WORCESTERSHIRE County Council will have its say on plans that could see up to 62,300 homes built across the county when it meets with other councils next month.

The meeting will set out to discuss what will be Worcestershire's preferred option for the regional spatial strategy - a blueprint of how the region will grow in terms of housing, employment, transport and public services in the next 20 years.

We previously reported that there are three options on the table as to how many homes will be built across the county between 2011 and 2026.

Option one, based on current building trends, would see an extra 31,100 homes; option two, put forward by Worcestershire County Council, would see an extra 47,300; while option three - what the Government thinks we need - would see 62,300 extra homes built.

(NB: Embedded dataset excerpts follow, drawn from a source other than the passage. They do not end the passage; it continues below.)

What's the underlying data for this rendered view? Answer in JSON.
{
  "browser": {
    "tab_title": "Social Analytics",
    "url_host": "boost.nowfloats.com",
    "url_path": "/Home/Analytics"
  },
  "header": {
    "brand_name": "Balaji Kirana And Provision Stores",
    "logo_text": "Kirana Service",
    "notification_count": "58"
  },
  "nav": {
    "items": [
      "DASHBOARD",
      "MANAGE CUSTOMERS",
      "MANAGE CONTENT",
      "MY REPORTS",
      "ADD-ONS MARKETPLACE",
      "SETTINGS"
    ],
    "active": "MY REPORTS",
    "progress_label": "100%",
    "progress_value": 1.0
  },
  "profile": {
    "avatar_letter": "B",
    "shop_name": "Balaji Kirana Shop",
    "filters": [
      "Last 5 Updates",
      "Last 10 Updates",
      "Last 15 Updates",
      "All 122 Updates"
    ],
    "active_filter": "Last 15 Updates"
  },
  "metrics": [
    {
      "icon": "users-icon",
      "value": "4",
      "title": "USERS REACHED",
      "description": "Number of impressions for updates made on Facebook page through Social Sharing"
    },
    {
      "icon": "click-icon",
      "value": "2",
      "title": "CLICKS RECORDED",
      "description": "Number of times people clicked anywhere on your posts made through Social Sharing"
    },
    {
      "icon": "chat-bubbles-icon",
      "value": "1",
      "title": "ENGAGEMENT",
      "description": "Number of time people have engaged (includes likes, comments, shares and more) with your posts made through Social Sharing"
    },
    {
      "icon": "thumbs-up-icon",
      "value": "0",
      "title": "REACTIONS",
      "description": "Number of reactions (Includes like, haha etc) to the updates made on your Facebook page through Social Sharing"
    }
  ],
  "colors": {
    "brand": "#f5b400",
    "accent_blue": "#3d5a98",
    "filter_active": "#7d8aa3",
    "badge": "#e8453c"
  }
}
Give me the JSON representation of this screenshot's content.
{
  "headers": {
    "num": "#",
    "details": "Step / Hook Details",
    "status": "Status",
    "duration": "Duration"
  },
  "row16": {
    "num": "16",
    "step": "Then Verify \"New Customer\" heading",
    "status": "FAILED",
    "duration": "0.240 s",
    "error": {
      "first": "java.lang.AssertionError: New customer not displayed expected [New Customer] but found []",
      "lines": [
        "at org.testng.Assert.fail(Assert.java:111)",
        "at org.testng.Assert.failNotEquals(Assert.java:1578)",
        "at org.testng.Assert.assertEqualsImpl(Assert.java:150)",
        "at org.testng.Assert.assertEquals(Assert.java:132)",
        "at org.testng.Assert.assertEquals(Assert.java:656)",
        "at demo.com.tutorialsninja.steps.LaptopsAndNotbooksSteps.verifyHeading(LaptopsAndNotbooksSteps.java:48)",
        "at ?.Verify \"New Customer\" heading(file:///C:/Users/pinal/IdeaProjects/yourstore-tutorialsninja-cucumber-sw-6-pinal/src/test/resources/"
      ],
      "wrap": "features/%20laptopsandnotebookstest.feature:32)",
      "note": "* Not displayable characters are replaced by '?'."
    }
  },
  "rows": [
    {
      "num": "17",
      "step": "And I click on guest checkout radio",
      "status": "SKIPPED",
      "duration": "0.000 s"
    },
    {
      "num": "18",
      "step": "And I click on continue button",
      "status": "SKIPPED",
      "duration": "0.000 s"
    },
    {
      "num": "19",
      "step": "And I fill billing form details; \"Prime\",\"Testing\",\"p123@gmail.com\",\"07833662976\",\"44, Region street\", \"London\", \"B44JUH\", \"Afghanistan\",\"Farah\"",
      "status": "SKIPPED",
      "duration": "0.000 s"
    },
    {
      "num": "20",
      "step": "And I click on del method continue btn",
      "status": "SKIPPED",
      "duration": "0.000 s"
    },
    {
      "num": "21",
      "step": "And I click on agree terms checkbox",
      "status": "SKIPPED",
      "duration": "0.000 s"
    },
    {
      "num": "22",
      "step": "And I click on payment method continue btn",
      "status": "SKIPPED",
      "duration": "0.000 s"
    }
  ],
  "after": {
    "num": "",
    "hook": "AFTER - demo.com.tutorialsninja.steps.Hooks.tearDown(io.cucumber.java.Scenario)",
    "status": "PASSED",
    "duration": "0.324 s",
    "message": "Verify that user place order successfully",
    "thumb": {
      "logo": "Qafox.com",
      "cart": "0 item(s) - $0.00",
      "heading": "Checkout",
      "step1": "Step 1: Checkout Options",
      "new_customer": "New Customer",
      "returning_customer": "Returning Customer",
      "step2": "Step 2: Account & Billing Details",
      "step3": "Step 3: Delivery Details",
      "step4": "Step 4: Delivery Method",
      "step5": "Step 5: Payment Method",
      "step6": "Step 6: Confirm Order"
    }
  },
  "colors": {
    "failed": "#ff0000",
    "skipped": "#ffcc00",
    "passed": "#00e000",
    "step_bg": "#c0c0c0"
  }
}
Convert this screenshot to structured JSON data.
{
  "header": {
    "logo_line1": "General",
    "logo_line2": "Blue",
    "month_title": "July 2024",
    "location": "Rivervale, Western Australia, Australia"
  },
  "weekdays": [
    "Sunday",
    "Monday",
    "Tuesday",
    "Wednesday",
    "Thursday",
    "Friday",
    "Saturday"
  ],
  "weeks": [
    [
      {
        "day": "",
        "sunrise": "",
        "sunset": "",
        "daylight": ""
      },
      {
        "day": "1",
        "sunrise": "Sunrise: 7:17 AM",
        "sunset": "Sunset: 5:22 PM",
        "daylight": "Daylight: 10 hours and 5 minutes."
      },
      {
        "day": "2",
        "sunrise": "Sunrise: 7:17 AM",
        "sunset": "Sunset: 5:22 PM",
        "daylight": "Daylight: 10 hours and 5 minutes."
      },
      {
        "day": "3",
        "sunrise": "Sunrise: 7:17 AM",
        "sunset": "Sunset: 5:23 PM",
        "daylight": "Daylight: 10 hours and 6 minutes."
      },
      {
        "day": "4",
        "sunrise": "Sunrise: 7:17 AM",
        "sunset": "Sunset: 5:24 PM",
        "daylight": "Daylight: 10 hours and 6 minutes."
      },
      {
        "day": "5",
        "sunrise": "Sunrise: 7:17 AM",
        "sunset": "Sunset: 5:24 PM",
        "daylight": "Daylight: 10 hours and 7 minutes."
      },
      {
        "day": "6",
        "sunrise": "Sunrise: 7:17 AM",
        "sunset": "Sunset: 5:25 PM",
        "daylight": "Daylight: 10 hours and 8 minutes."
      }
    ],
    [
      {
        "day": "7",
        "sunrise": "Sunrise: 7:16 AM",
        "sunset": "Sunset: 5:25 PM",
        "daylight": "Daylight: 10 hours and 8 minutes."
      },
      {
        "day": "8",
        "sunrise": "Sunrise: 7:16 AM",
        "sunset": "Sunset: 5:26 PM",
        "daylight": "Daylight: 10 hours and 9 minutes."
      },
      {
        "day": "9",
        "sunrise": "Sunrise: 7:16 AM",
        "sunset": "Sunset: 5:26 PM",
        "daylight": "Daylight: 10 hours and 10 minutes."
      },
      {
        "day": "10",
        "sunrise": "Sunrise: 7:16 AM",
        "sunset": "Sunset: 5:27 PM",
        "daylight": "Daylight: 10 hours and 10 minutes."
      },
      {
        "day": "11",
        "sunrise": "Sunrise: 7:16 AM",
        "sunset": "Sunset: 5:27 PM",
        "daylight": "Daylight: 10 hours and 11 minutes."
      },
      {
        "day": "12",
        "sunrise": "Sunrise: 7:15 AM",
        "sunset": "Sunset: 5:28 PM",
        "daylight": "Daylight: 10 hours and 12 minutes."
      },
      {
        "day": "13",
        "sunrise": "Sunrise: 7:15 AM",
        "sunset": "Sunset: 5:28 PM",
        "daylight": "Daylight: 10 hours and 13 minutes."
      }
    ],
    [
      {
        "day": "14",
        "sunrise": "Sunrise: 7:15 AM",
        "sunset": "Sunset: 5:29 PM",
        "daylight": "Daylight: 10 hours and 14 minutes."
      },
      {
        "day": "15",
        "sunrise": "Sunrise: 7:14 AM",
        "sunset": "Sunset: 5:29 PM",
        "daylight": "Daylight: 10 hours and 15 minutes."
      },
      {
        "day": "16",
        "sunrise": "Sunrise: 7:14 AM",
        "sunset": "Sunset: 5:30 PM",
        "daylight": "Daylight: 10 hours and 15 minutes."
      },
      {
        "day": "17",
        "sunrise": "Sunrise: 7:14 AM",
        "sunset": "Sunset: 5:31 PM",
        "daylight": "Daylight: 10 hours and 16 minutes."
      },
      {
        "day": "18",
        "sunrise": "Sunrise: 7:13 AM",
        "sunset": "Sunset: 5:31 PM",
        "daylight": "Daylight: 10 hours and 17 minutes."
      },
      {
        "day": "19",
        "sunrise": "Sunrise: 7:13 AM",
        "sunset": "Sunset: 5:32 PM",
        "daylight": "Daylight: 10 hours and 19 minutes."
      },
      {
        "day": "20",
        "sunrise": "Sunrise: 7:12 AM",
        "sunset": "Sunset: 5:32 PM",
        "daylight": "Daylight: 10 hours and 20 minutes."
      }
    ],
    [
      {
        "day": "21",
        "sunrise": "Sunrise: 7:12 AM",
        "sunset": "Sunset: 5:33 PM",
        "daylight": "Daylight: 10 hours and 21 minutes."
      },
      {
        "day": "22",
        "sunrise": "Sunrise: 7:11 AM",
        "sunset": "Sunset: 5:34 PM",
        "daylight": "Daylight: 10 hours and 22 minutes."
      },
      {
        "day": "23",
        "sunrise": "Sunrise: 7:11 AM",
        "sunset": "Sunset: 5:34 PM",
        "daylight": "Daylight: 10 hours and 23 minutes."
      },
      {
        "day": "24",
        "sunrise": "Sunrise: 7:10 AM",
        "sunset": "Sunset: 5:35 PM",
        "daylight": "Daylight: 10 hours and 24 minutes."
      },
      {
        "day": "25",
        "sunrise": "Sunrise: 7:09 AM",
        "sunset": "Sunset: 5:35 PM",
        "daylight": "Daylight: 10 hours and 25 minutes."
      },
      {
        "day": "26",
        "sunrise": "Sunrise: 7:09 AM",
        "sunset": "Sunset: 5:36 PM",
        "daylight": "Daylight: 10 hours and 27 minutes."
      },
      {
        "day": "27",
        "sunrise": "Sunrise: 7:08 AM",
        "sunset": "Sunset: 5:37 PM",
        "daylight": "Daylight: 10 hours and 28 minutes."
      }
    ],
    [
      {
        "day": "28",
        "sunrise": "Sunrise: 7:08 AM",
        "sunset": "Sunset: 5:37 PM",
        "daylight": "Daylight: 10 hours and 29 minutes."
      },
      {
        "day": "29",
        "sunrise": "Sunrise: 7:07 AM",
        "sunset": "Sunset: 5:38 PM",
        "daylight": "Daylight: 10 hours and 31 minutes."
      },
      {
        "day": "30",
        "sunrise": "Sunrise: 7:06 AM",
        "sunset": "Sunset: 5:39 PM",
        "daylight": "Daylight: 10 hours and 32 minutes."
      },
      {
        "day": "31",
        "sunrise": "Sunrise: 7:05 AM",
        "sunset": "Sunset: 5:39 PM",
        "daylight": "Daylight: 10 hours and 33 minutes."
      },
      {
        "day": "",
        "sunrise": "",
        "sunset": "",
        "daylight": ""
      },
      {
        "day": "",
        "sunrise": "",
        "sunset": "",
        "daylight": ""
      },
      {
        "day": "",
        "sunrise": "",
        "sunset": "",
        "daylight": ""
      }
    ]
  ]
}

In Worcester, up to 7,200 extra homes could be built under option one, 11,800 option two, and 16,800 option three.

Exactly where the homes will be built has not yet been decided.

The county council will host a pre-meeting discussion with district council colleagues who also sit on the regional planning partnership at County Hall on Wednesday, July 18, before Councillor Simon Geraghty, cabinet member for planning, and Mark Middleton, head of planning, meet with representatives from the West Midlands Regional Assembly and other county councils to discuss the preferred option.

Mr Middleton said: "The regional partnership has laid out how it wants to respond to the next round of consultation, and that means drawing up a draft preferred option when it meets again on July 20.

"From a Worcestershire point of view, we will be making sure we all sing from the same hymn sheet before we meet colleagues from other counties and the conurbations to discuss the way forward."

A final preferred option will have to be approved in October and given to the Government in December.